据说罗家当初也是一穷二白,全家人挤着两间破屋,后来罗老头靠着挑扁担卖豆腐,硬是咬牙攒下银子办起了豆腐作坊。因为他能吃苦人又活泛,没几年工夫,就把个小作坊经营得红红火火,现在罗家住的这座院子,就是那时候置办下的。
罗老头是个有远见的人,知道商户终究是下等,日子好过以后,就下定决心要供一个读书人出来。当时罗文忠已经十好几岁,罗老头和罗老太商量之后,便花银子把罗文田送进了学堂。他也是个争气的,虽然比那些同窗启蒙要晚,但自己晓得用功,很受学堂的夫子喜爱。那时候满条街的人都在夸,说罗家二郎是个读书苗子,将来肯定要成大器。
谁知道天有不测,就在罗文田准备下场应试的头一年,,罗老头竟然一场急病撒手归了西。罗老太眼高手低又容易受人撺掇,原本好好守着磨坊也能过日子,哪晓得她竟然听信了一个远房亲戚的话,把家底子全部扔到赌坊里去放债。结果正好遇上官府查抄,不仅没收回利息钱,就连老本也打了水漂。
屋漏偏逢连夜雨,罗老太那个远房亲戚长期混迹**,哪里会讲什么信义。被官差拿去打了一顿板子,便把给他银两委托放债的人全部供了出来。这下罗家彻底遭了殃,放利子钱虽说不是什么大罪,但如今官府的那帮人如狼似虎。罗家一无功名二无靠山,无奈之下只好卖掉磨坊,又东拼西凑借了些钱,想法子打点了掌管司刑的典吏,这才免了一场牢狱之灾。
怪不得钱氏总说罗老太撺掇她回娘家要钱,应该就是那会儿的事情。马三丫听得暗暗心惊,知道罗文田读过书,她就猜出罗家过去境况应该不错,谁想到这家道中落的背后,竟是这样的缘由。
“……这些事儿当初都传遍了,我那会儿还没嫁过来,就听同村的人说起过。”周兰花摇了摇头,一脸惋惜的说道:“可惜了罗二哥,要不出事,指不定现在都是举人老爷了呢。”
“唉,谁也说不清楚……”马三丫也忍不住叹了口气,心里头却有半句话没说,不知道罗老太亲手断了自己儿子前程,她心里头到底作何滋味。
“谁说不是?”周兰花伸手往马三丫手上拍了拍,满面关切的说道:“我头一次见你就觉得喜欢,巧儿她爹也是把罗二哥当亲兄弟一样敬着。说句掏心窝子的话,按理我不该议论别人家里头的事,可你刚嫁过来,往后日子还长,自己得留个心眼。你那大嫂是个得理不饶人的,整条街上的人谁不怕她那张嘴?你那婆母……”

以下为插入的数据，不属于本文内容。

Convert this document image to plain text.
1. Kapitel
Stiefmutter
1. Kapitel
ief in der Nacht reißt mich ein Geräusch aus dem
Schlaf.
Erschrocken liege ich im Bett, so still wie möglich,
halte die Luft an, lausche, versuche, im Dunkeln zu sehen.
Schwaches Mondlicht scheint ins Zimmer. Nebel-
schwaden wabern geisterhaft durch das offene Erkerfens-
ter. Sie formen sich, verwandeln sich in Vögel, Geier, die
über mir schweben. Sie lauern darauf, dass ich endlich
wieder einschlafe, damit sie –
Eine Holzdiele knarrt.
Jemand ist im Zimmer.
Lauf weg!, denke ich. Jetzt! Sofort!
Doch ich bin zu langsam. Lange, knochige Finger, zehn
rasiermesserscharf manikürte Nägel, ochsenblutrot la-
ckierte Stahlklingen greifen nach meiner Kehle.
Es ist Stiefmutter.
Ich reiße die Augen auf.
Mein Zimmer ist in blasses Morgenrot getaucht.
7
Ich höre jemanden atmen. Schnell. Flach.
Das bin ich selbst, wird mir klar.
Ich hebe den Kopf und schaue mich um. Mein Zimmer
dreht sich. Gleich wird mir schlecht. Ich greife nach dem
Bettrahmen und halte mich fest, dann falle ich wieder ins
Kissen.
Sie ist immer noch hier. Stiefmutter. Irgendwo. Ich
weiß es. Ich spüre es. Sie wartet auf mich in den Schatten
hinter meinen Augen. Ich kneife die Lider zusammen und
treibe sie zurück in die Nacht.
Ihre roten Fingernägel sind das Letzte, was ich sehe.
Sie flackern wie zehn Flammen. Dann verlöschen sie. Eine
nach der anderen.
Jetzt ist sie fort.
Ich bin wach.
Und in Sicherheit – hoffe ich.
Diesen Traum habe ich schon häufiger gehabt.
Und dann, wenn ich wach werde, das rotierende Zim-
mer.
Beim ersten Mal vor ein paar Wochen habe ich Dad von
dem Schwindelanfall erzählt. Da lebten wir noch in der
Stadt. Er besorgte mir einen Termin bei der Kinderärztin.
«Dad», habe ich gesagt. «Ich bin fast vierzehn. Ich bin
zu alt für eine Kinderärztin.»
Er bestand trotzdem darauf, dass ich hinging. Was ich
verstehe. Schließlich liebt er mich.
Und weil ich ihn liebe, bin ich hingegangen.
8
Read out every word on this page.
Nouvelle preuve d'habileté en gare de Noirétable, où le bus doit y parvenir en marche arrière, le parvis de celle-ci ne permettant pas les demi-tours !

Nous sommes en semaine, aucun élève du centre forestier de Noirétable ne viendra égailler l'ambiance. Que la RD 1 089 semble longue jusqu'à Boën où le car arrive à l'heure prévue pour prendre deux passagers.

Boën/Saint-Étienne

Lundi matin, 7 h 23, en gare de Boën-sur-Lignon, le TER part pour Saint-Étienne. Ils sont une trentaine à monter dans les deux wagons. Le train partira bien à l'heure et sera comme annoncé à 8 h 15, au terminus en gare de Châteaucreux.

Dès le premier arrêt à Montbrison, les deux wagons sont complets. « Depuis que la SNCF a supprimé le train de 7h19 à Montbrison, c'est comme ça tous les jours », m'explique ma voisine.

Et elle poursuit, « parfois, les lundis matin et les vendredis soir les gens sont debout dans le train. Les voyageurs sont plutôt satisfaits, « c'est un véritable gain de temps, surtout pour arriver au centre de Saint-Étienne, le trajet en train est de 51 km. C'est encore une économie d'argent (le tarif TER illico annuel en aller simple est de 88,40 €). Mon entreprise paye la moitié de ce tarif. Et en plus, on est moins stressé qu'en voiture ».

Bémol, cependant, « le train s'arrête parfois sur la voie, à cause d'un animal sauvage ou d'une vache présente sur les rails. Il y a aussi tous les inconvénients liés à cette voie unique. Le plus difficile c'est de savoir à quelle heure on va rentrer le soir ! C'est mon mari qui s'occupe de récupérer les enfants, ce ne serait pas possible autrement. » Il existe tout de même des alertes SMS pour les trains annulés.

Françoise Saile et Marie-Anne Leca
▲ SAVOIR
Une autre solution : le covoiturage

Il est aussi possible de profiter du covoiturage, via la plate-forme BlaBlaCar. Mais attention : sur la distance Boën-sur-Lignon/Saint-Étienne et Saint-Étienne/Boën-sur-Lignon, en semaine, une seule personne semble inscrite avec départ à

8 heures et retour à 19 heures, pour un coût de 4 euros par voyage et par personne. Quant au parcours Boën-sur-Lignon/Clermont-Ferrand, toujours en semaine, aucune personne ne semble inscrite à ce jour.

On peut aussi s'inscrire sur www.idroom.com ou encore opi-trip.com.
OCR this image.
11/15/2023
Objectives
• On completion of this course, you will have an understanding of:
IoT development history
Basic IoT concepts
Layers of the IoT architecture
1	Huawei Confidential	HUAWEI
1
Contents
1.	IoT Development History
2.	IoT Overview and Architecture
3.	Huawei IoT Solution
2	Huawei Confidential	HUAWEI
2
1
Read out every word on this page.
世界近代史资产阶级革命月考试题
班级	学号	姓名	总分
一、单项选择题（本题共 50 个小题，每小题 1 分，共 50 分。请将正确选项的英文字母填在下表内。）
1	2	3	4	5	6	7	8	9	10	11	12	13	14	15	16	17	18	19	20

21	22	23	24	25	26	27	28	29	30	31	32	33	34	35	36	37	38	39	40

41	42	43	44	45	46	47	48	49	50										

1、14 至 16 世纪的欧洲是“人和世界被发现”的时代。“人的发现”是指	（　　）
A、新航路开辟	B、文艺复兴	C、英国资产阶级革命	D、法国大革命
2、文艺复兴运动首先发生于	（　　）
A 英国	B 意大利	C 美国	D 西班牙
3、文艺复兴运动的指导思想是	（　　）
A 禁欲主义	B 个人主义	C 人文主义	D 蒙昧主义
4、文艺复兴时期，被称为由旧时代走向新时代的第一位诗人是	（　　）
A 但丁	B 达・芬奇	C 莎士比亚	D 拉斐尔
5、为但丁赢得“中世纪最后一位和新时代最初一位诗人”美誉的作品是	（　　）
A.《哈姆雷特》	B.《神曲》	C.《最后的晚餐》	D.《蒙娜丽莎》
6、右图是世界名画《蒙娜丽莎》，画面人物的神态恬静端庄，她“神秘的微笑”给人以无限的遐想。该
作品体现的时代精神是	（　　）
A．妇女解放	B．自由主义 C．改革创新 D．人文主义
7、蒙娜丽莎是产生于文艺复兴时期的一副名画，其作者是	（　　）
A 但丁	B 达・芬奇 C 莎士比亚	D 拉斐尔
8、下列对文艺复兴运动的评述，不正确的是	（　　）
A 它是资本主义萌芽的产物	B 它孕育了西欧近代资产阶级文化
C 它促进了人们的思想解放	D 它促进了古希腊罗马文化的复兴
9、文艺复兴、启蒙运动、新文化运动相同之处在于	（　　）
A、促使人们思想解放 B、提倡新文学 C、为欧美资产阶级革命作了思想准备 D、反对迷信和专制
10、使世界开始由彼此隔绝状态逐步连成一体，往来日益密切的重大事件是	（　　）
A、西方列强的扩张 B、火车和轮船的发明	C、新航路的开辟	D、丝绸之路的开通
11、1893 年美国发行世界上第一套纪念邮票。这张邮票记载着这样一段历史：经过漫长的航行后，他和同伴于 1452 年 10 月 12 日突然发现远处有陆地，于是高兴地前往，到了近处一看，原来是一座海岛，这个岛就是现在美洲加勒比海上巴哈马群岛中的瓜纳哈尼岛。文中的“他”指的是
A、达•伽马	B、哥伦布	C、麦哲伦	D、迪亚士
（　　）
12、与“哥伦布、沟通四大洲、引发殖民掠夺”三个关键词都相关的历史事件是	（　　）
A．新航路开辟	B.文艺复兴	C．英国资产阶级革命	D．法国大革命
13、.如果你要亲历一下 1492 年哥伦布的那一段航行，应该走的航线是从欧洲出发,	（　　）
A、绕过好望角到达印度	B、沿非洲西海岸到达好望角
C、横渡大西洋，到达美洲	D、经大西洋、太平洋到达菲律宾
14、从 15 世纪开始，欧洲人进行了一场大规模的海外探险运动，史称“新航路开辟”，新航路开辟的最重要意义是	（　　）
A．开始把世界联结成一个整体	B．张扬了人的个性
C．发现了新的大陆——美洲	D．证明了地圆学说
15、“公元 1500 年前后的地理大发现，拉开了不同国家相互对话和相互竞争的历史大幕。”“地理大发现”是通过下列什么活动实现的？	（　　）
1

周兰花迟疑了一下,便轻轻笑了起来:“都说当了娘的女人爱唠叨,你瞧瞧我,净跟你说些啥?也不知道我家那疯妮子把丫丫领到哪儿去了,我去喊她们回来。”
说着周兰花站起身来就要往外走,马三丫连忙将她唤住,先谢过她的好意提醒,犹豫了又犹豫,便忍不住把心里的疑惑问了出来。(未完待续)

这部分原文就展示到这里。